Carter finds the second issue is based on the needs of the industry. “The demands related to tax or audit season require a new graduate to focus on one or two tasks during the season with a proper understanding of the theory. Traditionally students are required to keep up in a conversation but not add to it. The problem is that we have fewer and fewer people entering these programs each year. The answer to this so far has been to adjust the CPA exam and perhaps lessen the 150-hour requirement to attain a CPA license. Neither of which raises the baseline of the profession,” says Carter.

A general consensus among graduates is that there is a right or wrong end answer for a tax return, and the reality is there are only complete and incomplete answers. As Carter surmises, “Doing it correctly depends on the goal but I will always side with what is ethical and legal to advise.”


While educational programs set the foundation in undergraduate courses, most graduate programs are understandably focused on students passing the CPA exam. The practitioners believe more focus should be placed on advisement skills to produce well-rounded professionals.

“For these programs to prepare capable students that remain agile enough for the changing landscape, schools must find a way to have blended programs. A hybrid course of study that bridges students in accounting with those in finance to bring both sides to the table for a holistic view,” says Carter.

It appears students and current professionals are looking for similar outputs to richen the industry's viability and the market's updated needs. Walters signals a new era of tax professionals is on the horizon. “As we wait for graduate programs, client needs, and the overall talent pool to align, there are opportunities for leaders in the space to create new business models where everyone wins,” he says.

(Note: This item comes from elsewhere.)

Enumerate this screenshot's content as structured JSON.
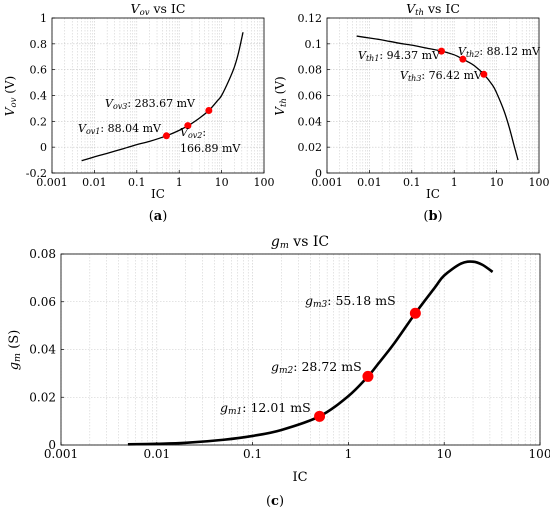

Time will tell if new professional pathways can create enough viability to warrant a systemic shift from universities tasked with producing the next generation of tax professionals. Consistent integration of theory into applicable and real-world scenarios remains a key driver to advance the sector beyond current guardrails.

The market is in high demand for CPA talent. Will the current crop of professionals desiring an expanded offering move the needle of opportunity, or will higher education generate innovative structures to drive the industry?

The cost is rising, and the clock is ticking.

Interviews have been edited and condensed for clarity.